Environmental economists tend to dislike command-and-control policies. Severin Borenstein at Berkeley wrote an email to the energy commission chair voicing his opposition, and James Bushnell at Davis has written and op-ed and a blog post arguing against it. Both of them know a lot about energy and environmental economics, and about California's electricity markets in particular.
In addition to not being cost-effective, the policy will likely exacerbate another enormous problem with California's economy: the housing affordability crisis.
The requirements are likely to add nearly $9,500 to the construction cost per home as state officials have declared a housing crisis. Home prices have soared in California, and housing stock has failed to keep up with demand.

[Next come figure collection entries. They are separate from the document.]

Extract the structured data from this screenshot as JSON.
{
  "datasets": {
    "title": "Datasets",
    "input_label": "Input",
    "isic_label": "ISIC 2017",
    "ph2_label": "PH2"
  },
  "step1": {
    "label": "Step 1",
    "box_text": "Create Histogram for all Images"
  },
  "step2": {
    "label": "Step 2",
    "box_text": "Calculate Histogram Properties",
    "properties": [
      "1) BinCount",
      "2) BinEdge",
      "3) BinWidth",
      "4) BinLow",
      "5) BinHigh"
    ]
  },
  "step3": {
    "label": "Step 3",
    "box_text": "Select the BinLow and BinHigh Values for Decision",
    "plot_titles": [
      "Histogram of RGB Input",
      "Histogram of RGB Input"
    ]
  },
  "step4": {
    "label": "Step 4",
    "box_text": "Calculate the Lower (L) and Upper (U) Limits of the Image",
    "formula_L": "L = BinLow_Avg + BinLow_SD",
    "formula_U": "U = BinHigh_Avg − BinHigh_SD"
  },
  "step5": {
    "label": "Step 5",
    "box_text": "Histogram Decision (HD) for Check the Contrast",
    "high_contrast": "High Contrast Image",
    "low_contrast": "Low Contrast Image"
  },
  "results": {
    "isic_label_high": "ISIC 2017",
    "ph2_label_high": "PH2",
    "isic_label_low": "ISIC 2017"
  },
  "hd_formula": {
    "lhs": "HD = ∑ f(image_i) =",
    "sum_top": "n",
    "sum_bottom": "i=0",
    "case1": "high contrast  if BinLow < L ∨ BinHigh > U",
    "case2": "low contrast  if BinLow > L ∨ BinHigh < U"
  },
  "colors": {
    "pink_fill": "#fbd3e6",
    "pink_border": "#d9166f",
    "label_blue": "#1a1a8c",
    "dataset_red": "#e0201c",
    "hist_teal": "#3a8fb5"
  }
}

There are some defenders of the policy (not just the energy commission members, who passed it unanimously). There are two main arguments. The first is a "second-best" or a political economy argument: a cost-effective incentive-based policy may be best but is unfeasible, so let's be happy with the imperfect policy that we got. Costa Samaras tweets:
Lukewarm take on the Calif solar on homes mandate: should they have done something more optimum instead? Yes- & we should assess objectively. But climate policy/deep decarbonization is about coalition politics, & 2nd (9th?) best policy options often happen instead of the optimum.
A second argument is based on induced innovation: this policy will drastically reduce the costs of solar implementation, so it is effectively subsidizing the under-provided positive externality from knowledge diffusion.
Due to the state’s revolutionary 2019 Building Energy Code requiring solar power to be installed at time of construction for all newly built homes, over time California home buyers could see per unit prices drop to rates approaching that of some of the world’s largest utility scale solar installations ($1/W in the United States).
Some previous research has examined the effects of solar mandates on technological innovation, and my reading of this is that the effect is there not not nearly as big as proponents argue.
Anyways the whole point is that no one ever listens to economists.